According to Roberts and Machon (2015), person-centered care is providing care that is responsive to individual personal preferences, needs, and values while assuring that patient values guide all clinical decisions. Patient activation also plays an essential element as evidence by Struwe, Schmaderer, and Zimmerman (2020) demonstrate that when people are supported to become more activated, they benefit from better health outcomes and improved care experiences. A local strategy adopted by Greater Glasgow and Clyde, The Pursuit of Healthcare Excellence (2019), set out its five-year strategy to implement compassionate person-centered care by providing training and education to staff facilitate person-centered care. Furthermore, a report by NHS Greater Glasgow & Clyde (2018) outlines a wide variety of approaches that are implemented to provide compassionate person-centered care, for example, The What Matters to You board? It involves bringing about a change in practice whereby healthcare workers ask what is important to the patient, rather than simply focusing on their diagnosis and past medical history (Lang, Hoey, Whelen and Price, 2017). A board is placed at the patient’s bedside. Slager et al. (2017) is critical, noting that some people do not want ‘what matters’ displayed above their bed reporting they are able to verbalise and communicate this to staff independently.

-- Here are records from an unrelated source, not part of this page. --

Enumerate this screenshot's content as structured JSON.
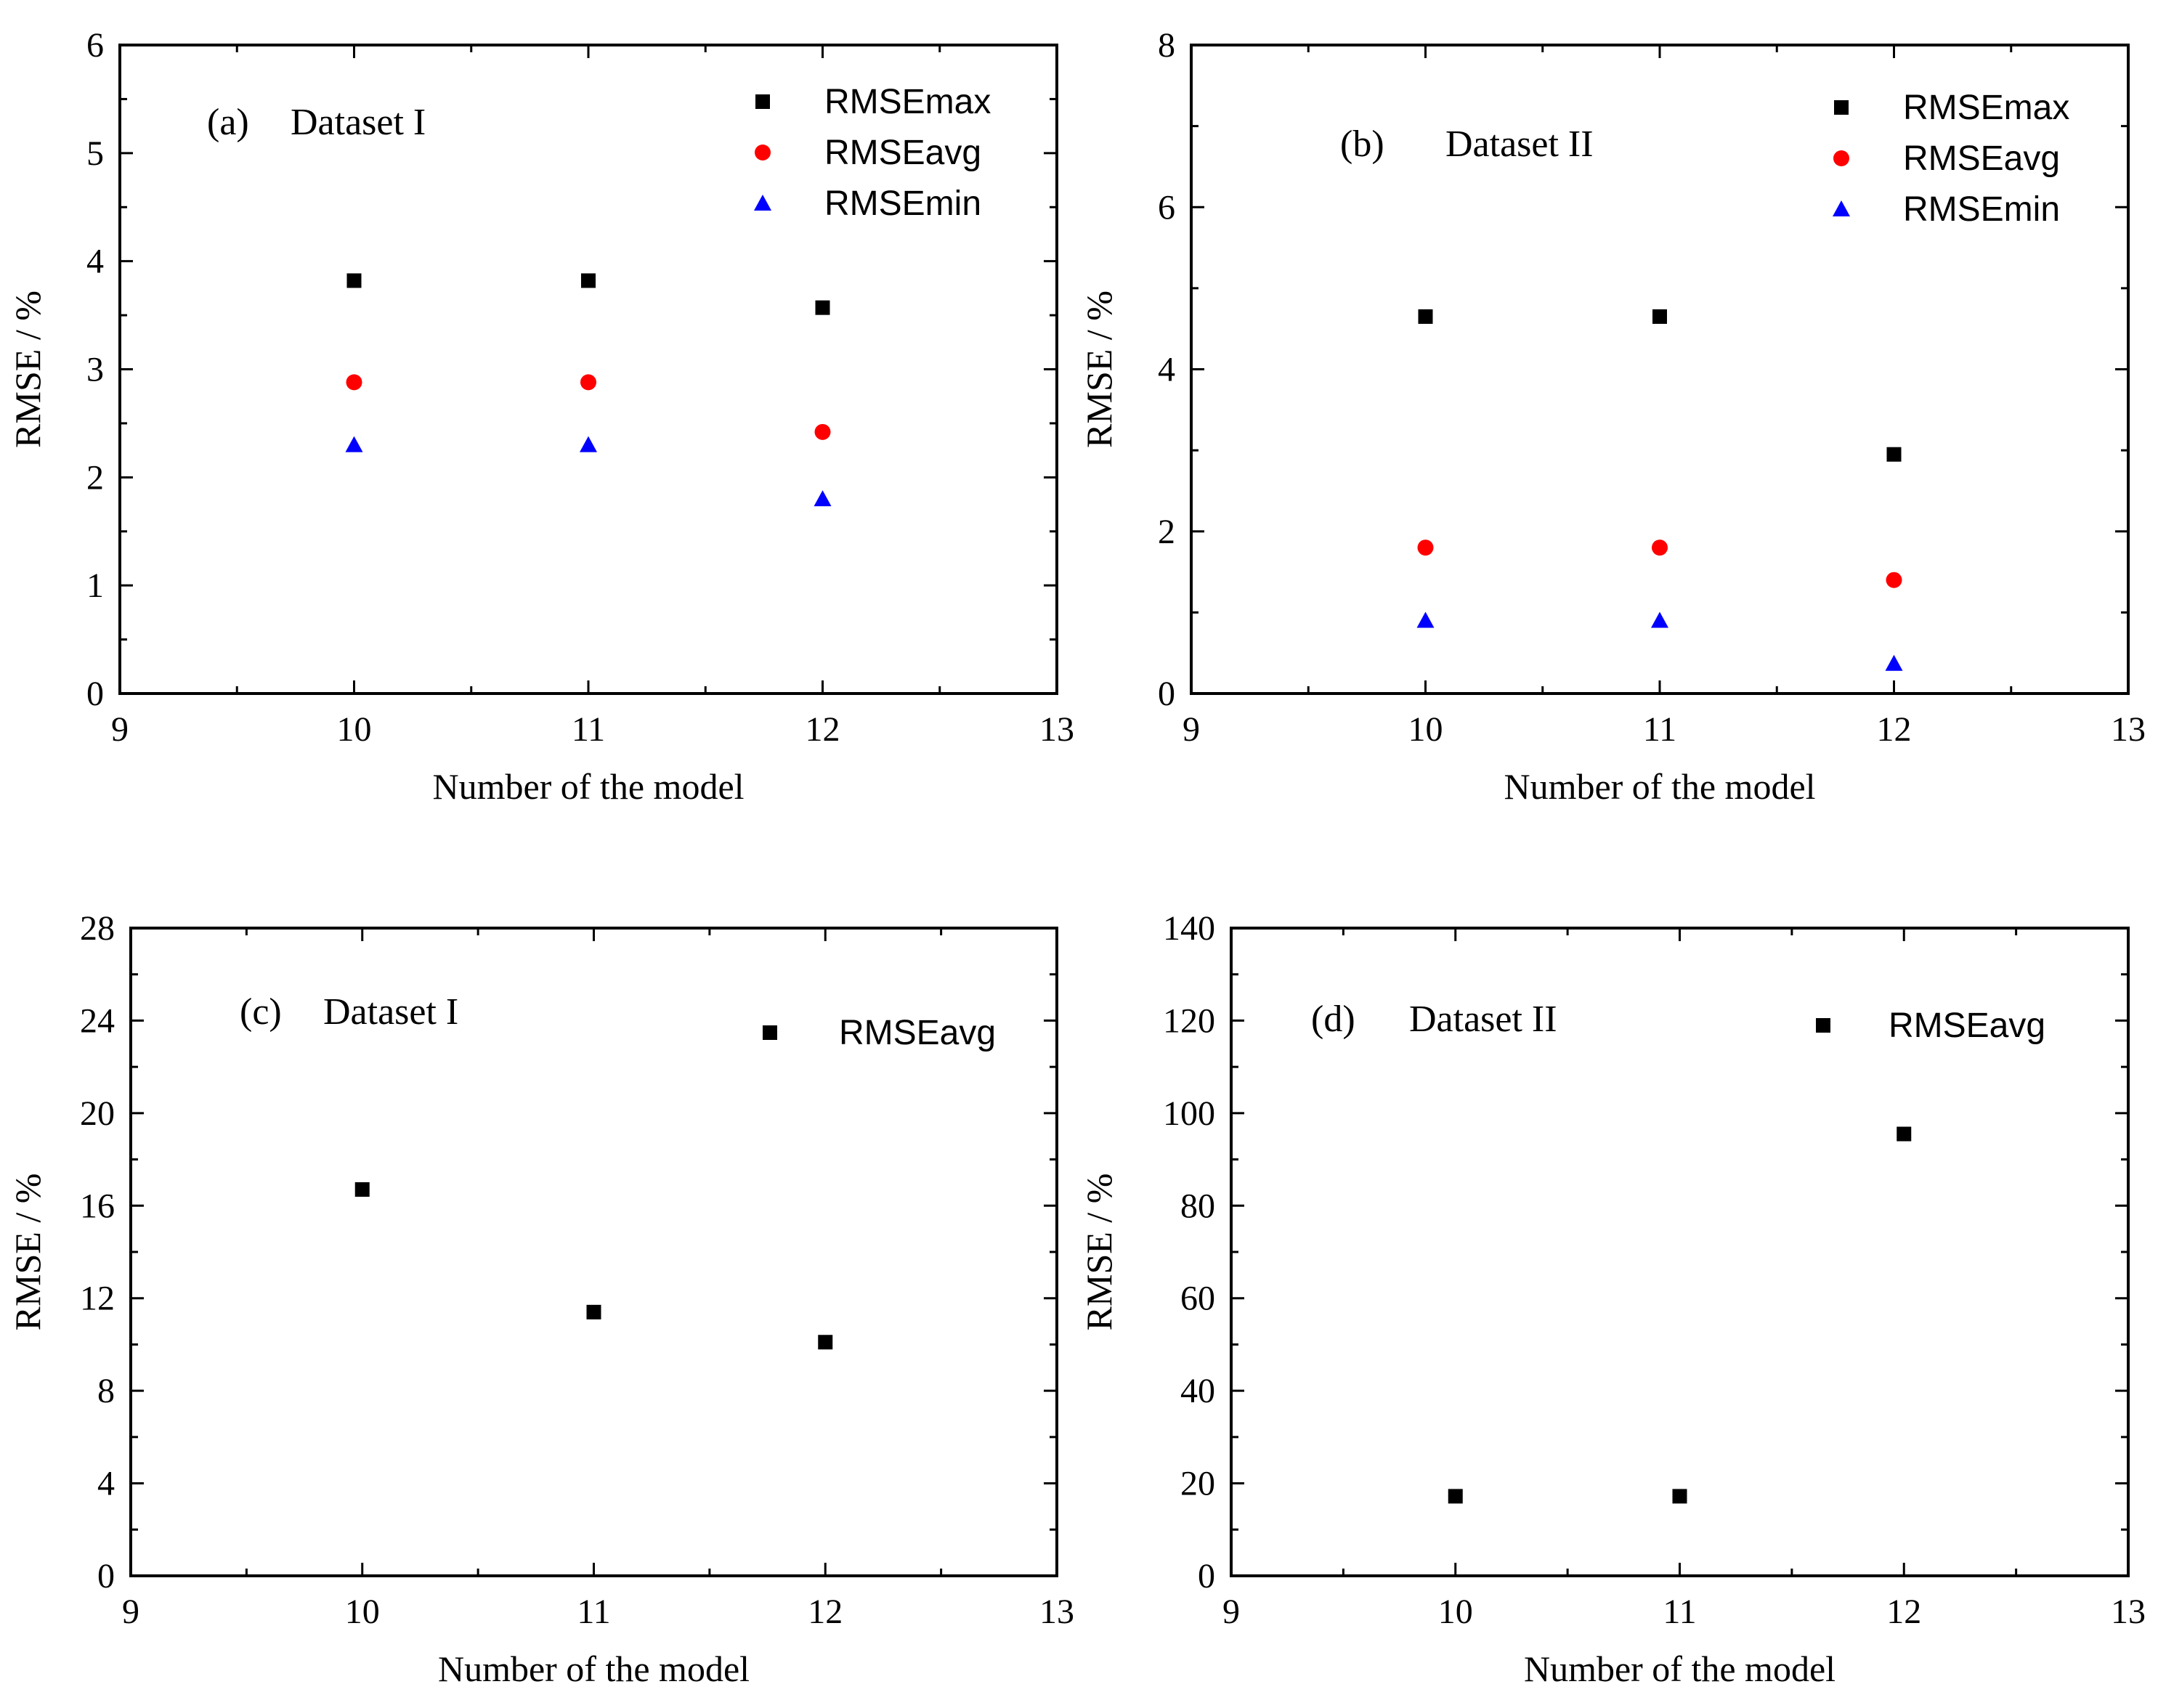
{
  "chart_data": [
    {
      "id": "a",
      "type": "scatter",
      "annotation_tag": "(a)",
      "annotation_text": "Dataset I",
      "xlabel": "Number of the model",
      "ylabel": "RMSE / %",
      "xlim": [
        9,
        13
      ],
      "ylim": [
        0,
        6
      ],
      "xticks": [
        9,
        10,
        11,
        12,
        13
      ],
      "yticks": [
        0,
        1,
        2,
        3,
        4,
        5,
        6
      ],
      "legend_position": "top-right",
      "series": [
        {
          "name": "RMSEmax",
          "marker": "square",
          "color": "#000000",
          "x": [
            10,
            11,
            12
          ],
          "y": [
            3.82,
            3.82,
            3.57
          ]
        },
        {
          "name": "RMSEavg",
          "marker": "circle",
          "color": "#ff0000",
          "x": [
            10,
            11,
            12
          ],
          "y": [
            2.88,
            2.88,
            2.42
          ]
        },
        {
          "name": "RMSEmin",
          "marker": "triangle",
          "color": "#0000ff",
          "x": [
            10,
            11,
            12
          ],
          "y": [
            2.3,
            2.3,
            1.8
          ]
        }
      ]
    },
    {
      "id": "b",
      "type": "scatter",
      "annotation_tag": "(b)",
      "annotation_text": "Dataset II",
      "xlabel": "Number of the model",
      "ylabel": "RMSE / %",
      "xlim": [
        9,
        13
      ],
      "ylim": [
        0,
        8
      ],
      "xticks": [
        9,
        10,
        11,
        12,
        13
      ],
      "yticks": [
        0,
        2,
        4,
        6,
        8
      ],
      "legend_position": "top-right",
      "series": [
        {
          "name": "RMSEmax",
          "marker": "square",
          "color": "#000000",
          "x": [
            10,
            11,
            12
          ],
          "y": [
            4.65,
            4.65,
            2.95
          ]
        },
        {
          "name": "RMSEavg",
          "marker": "circle",
          "color": "#ff0000",
          "x": [
            10,
            11,
            12
          ],
          "y": [
            1.8,
            1.8,
            1.4
          ]
        },
        {
          "name": "RMSEmin",
          "marker": "triangle",
          "color": "#0000ff",
          "x": [
            10,
            11,
            12
          ],
          "y": [
            0.9,
            0.9,
            0.37
          ]
        }
      ]
    },
    {
      "id": "c",
      "type": "scatter",
      "annotation_tag": "(c)",
      "annotation_text": "Dataset I",
      "xlabel": "Number of the model",
      "ylabel": "RMSE / %",
      "xlim": [
        9,
        13
      ],
      "ylim": [
        0,
        28
      ],
      "xticks": [
        9,
        10,
        11,
        12,
        13
      ],
      "yticks": [
        0,
        4,
        8,
        12,
        16,
        20,
        24,
        28
      ],
      "legend_position": "top-right",
      "series": [
        {
          "name": "RMSEavg",
          "marker": "square",
          "color": "#000000",
          "x": [
            10,
            11,
            12
          ],
          "y": [
            16.7,
            11.4,
            10.1
          ]
        }
      ]
    },
    {
      "id": "d",
      "type": "scatter",
      "annotation_tag": "(d)",
      "annotation_text": "Dataset II",
      "xlabel": "Number of the model",
      "ylabel": "RMSE / %",
      "xlim": [
        9,
        13
      ],
      "ylim": [
        0,
        140
      ],
      "xticks": [
        9,
        10,
        11,
        12,
        13
      ],
      "yticks": [
        0,
        20,
        40,
        60,
        80,
        100,
        120,
        140
      ],
      "legend_position": "top-right",
      "series": [
        {
          "name": "RMSEavg",
          "marker": "square",
          "color": "#000000",
          "x": [
            10,
            11,
            12
          ],
          "y": [
            17.2,
            17.2,
            95.5
          ]
        }
      ]
    }
  ]
}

Therefore, it is important to recognise that this is a choice and that information displayed needs to be with the consent of the patient.


It is, therefore, evident that the review has articulated the fundamental role of nurse practitioners providing spiritual and compassionate care in the modern day nursing profession. Apparently, there is little literature concerning the effective methods of delivering compassionate care during these unprecedented times of the current COVID-19 pandemic. This therefore, provides a golden opportunity of furthering the research in order to detail and recommend the best effective ways of delivering compassionate care during a health crisis.

Majority of scholars have critically explored the manner in which beliefs, attitudes, and values have impacted the delivery of compassion to both the patients and nurses themselves. More importantly, a significant literature has greatly demonstrated that nurses needs self-compassion in order for them to gain the potential of demonstrating genuine compassionate care to others. This, of course has been raised in order to counter the increasing forces that perceive self-compassionate among nurses as a trend of propagating the culture of selfishness among nurses. Consecutively, this paper has also explored the barriers to compassionate care, which serves as a wakeup call for role models and influential leaders in working collaboratively in order to create and enhance a compassionate culture. Simultaneously, the paper has pinpointed the challenges in creating and demonstrating compassionate care as detailed in the Francis report.

To enhance the culture of compassion in nursing, self-compassion and Schwartz round tools were critiqued. Among the aspects which enable the compassionate care culture to flourish includes the Health Care Quality strategy, Adding Value strategy and the Leading Change strategy. Apparently, there lacks a clear universal definition of compassionate and spiritual care, and this has led to lack of clarity when it comes to the provision of compassionate care. This has led to the inhibition of the utilization of the strategies and tools aforementioned above. There is need for further research that aims at addressing the nursing issues in order to effectively contemplate the challenges and barriers of compassion in nursing.

Consecutively, there is need for further research to be carried out in future in order to provide a standard and clear definition of compassionate care. Doing this will provide an universal and clarification of the assessment, delivery and understanding the value that the compassionate care has within the nursing profession and the health care industry as a whole. There is need to embrace measures that would help in dealing with the existing barriers in delivering compassionate care, as well as improving the facilities that are required by practitioners to enhance compassionate care in nursing profession.